Не в силах удержаться от смеха между гримасами боли, Ганс ответил:
— Отлично, сержант.
Борис Шиппер докурил.
— Еще бы не отлично, черт подери. Тебе повезло, что ты мне нравишься, Хуберман. Тебе повезло, что ты хороший мужик и не жмешь курево.
В соседней комнате разводили гипс.
ГОРЬКИЙ ПРИВКУС ВОПРОСОВ
Через неделю после дня рождения Лизель в середине февраля они с Розой наконец получили подробное письмо от Ганса Хубермана. От почтового ящика Лизель мчалась домой бегом и сразу бросилась с письмом к Маме. Роза велела ей прочесть письмо вслух, и обе не смогли скрыть радость, когда Лизель читала про сломанную ногу. Следующая фраза ошарашила ее настолько, что девочка прочитала ее только про себя.
— Что там? — нажала на нее Роза. — Свинюха?
Лизель подняла глаза от письма и едва не закричала.
Сержант Шиппер был верен своему слову.
— Он едет домой, Мама. Папа едет домой!
Они обнялись посреди кухни, и письмо расплющилось между их телами. Сломанная нога — определенно повод для праздника.
Когда Лизель принесла новость в соседний дом, Барбара Штайнер пришла в восторг. Она потискала девочку за плечи и крикнула детей. Собравшееся на кухне семейство Штайнеров, казалось, воспряло духом от известия, что Ганс Хуберман возвращается домой. Руди улыбался и смеялся, и Лизель видела, что он честно старается радоваться. И все же чувствовала горький привкус вопросов у него на языке.
Почему он?
Почему Ганс Хуберман, а не Алекс Штайнер?
Вот именно.
НАБОР ИНСТРУМЕНТОВ, ОКРОВАВЛЕННЫЙ И МЕДВЕДЬ
С самого призыва отца в армию в прошлом октябре гнев Руди Штайнера копился очень славно. И новости о возвращении Ганса Хубермана хватило, чтобы Руди сделал еще несколько шагов в том же направлении. Лизель он ничего не сказал. Не жаловался на несправедливость. Он решил действовать.
В самое воровское время предзакатных сумерек он шел по Химмель-штрассе с металлическим чемоданчиком в руке.
* * * НАБОР ИНСТРУМЕНТОВ РУДИ ШТАЙНЕРА * * *
Чемоданчик был обшарпанно-красный и длиной с крупную коробку из-под ботинок.
Лежали в нем следующие предметы:
ржавый складной нож — 1 шт.
маленький фонарик — 1 шт.
молоток — 2 шт. (один средний, один маленький)
полотенце дня рук — 1 шт.
отвертка — 3 шт. (разных размеров)
лыжная маска — 1 шт.
чистые носки — 1 пара
плюшевый мишка — 1 шт.
Лизель увидела его в кухонное окно — целеустремленный шаг и решительное лицо, точно как в тот день, когда он отправился искать отца. Ручку чемоданчика он сжимал со всей возможной силой, а все его движения были деревянными от ярости.
Книжная воришка уронила полотенце и вместо него схватилась за единственную мысль.
Руди идет воровать.
Она помчалась за ним.
Даже ничего похожего на «привет» не прозвучало.

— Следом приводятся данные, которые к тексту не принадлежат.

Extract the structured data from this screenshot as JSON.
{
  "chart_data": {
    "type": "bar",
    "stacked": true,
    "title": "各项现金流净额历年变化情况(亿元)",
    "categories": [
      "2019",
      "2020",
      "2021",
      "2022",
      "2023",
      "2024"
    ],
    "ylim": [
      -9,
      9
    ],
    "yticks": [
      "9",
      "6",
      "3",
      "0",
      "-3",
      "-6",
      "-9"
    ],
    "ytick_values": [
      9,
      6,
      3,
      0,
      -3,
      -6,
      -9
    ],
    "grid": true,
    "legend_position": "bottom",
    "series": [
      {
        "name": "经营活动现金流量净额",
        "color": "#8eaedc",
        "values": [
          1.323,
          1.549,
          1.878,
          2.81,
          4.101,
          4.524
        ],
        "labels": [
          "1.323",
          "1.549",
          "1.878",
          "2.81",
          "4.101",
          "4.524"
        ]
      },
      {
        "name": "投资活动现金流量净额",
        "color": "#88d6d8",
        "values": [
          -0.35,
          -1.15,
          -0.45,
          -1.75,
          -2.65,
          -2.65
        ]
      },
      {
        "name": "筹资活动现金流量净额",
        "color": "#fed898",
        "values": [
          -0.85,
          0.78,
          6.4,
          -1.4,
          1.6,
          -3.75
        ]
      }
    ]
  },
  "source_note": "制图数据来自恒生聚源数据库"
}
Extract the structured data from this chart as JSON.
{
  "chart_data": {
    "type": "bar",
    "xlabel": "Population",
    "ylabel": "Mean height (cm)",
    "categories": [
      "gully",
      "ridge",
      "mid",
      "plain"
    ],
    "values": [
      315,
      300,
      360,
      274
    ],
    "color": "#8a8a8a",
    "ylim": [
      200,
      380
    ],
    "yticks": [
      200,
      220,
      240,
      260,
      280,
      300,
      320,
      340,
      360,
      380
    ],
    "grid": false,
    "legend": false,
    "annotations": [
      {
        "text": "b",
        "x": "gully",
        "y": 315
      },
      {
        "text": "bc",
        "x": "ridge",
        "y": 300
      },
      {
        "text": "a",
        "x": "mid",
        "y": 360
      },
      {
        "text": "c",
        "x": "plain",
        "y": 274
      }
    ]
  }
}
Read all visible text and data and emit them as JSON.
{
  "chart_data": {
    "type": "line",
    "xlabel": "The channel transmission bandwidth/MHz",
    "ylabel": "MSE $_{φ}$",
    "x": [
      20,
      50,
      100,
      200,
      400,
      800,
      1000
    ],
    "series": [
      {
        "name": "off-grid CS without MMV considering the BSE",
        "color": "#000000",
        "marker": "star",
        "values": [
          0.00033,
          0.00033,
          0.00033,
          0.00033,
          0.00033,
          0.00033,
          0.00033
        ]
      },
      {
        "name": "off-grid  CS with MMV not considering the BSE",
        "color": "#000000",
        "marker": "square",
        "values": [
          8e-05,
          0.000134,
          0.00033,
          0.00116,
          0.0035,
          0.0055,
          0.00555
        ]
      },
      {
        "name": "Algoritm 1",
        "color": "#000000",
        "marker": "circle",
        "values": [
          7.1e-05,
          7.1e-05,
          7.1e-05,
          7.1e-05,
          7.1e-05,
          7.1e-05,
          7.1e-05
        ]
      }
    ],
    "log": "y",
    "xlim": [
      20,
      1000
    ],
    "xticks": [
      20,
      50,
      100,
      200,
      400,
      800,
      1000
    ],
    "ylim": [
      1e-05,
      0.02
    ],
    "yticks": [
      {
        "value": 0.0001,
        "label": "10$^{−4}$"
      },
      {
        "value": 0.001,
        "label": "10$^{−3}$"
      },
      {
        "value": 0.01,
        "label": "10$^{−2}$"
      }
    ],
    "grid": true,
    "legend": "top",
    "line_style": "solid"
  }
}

Руди продолжал шагать и говорил сквозь холодный воздух перед собой. Проходя мимо многоквартирного дома Томми Мюллера, он сказал:
— Знаешь, Лизель, что я тут подумал. Ты никакой не вор. — И возразить он ей не дал. — Та тетка сама тебя пускает. Господи, она даже выставила тебе печенье. По-моему, это не воровство. Воровство — это что делают военные. Берут твоего отца, моего. — Он пнул камень, и тот звякнул о чью-то калитку. Руди прибавил шагу. — Все эти богатые фашисты на Гранде-штрассе, Гельб-штрассе, Хайде-штрассе.
Лизель думала только о том, как бы не отстать. Они уже миновали лавку фрау Диллер и вовсю шагали по Мюнхен-штрассе.
— Руди…
— Ну и как оно все равно?
— Как что?
— Когда берешь там свои книги?
Тут Лизель решила дальше не идти. Если хочет услышать ответ, ему придется вернуться, и Руди вернулся.
— Ну? — Но опять, не успела Лизель и рта открыть, Руди сам ответил на свой вопрос. — Приятно, правда? Украсть то, что украли у тебя.
Стараясь задержать Руди, Лизель заставила себя сосредоточиться на его ящике.
— Что у тебя там?
Он нагнулся и открыл.
Все было объяснимо, кроме медведя.
* * *
Они зашагали дальше, и Руди на ходу пространно объяснял назначение набора инструментов и что он будет делать с каждым. Молотки, например, предназначались для разбивания стекол, а в полотенце нужно их заворачивать, чтобы приглушить звук.
— А мишка?
Мишка принадлежал Анне-Марии Штайнер и ростом был не больше книжки Лизель. Мех на нем был клочковатый и вытертый. Уши и глаза ему пришивали много раз, но тем не менее выглядел он вполне дружелюбно.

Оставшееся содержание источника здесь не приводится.